Wikimedia - Githubissues

tbo47 commented 7 years ago

Wikimedia has a rss/atom feed of a best picture in there catalog every day. It would be nice to use it as a feed of wallpapers! https://commons.wikimedia.org/wiki/Commons:Picture_of_the_day

ifl0w commented 7 years ago

This would be possible quiet easy but I just suggested a Generic JSON API source in #22 where you also could add your opinion if you want to. Since the Wikimedia picture would be an XML response we would have to think of another solution but it would be also possible to add a Generic XML API source.

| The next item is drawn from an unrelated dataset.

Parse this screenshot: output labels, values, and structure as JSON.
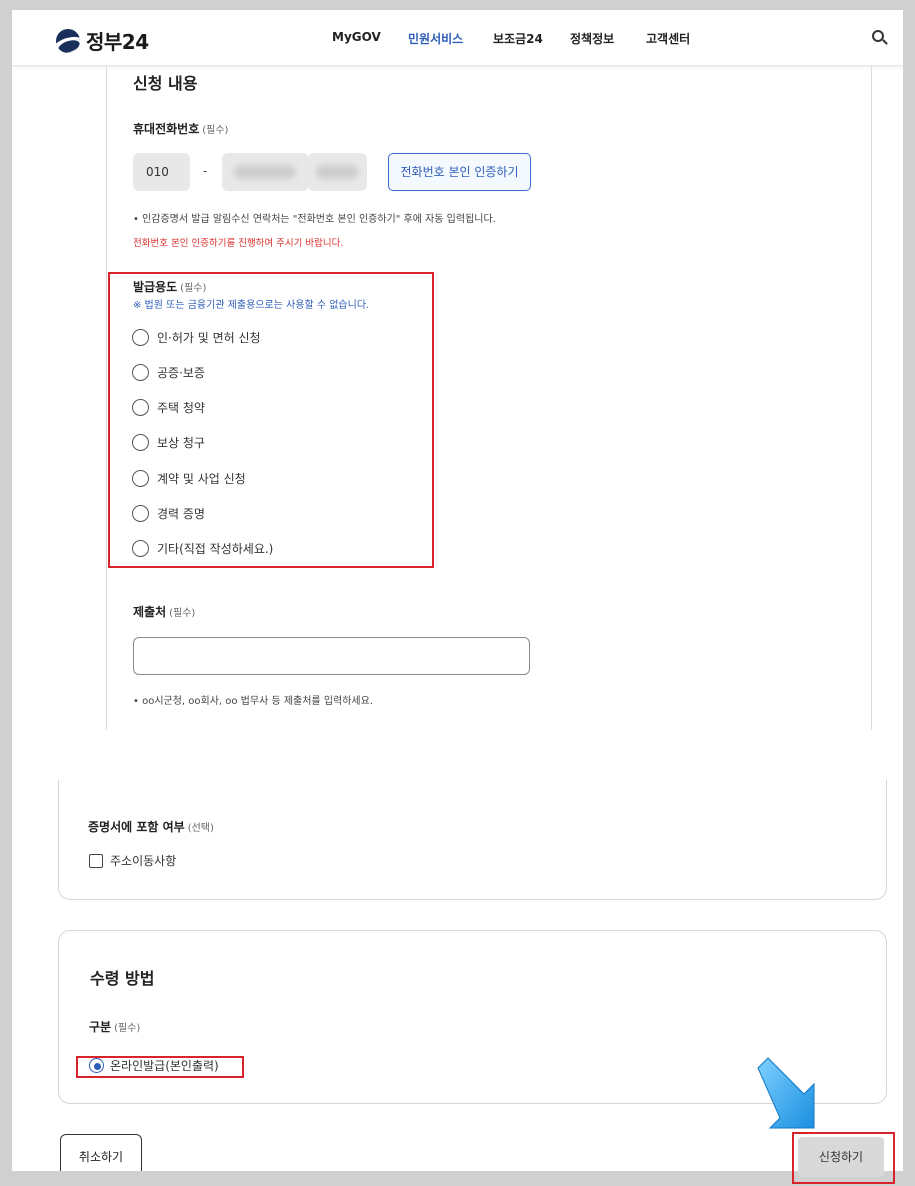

lens0021 commented 1 year ago

Wikimedia Commons also has its own API.

What I've found

* Picture of the day is picked up from [MediaWiki:Ffeed-potd-transcludeme](https://commons.wikimedia.org/wiki/MediaWiki:Ffeed-potd-transcludeme) * It transcludes `Template:Potd/YYYY-MM-DD`, for example [Template:Potd/2023-04-10](https://commons.wikimedia.org/wiki/Template:Potd/2023-04-10) * A wikitext [`{{potd}}`](https://commons.wikimedia.org/wiki/Template:Potd) can be used for fetching potd. The wikitext behind is `[[File:{{Potd/{{#time:Y-m-d||en}}}}]]`

I tried the next sources, but failed:

Prefix: https://commons.wikimedia.org/wiki/Special:FilePath/
- $.parse.images[0] from https://commons.wikimedia.org/w/api.php?action=parse&format=json&page=MediaWiki%3AFfeed-potd-transcludeme&prop=images&formatversion=2 (See API Sandbox also)
- $.parse.images[0] from https://commons.wikimedia.org/w/api.php?action=parse&format=json&text=%5B%5BFile%3A%7B%7BPotd%2F%7B%7B%23time%3AY-m-d%7C%7Cen%7D%7D%7D%7D%5D%5D&prop=images&contentmodel=wikitext&formatversion=2

It seems $.parse.images[0] $.parse.images and $.parse are null, while$ is an object. Any ideas?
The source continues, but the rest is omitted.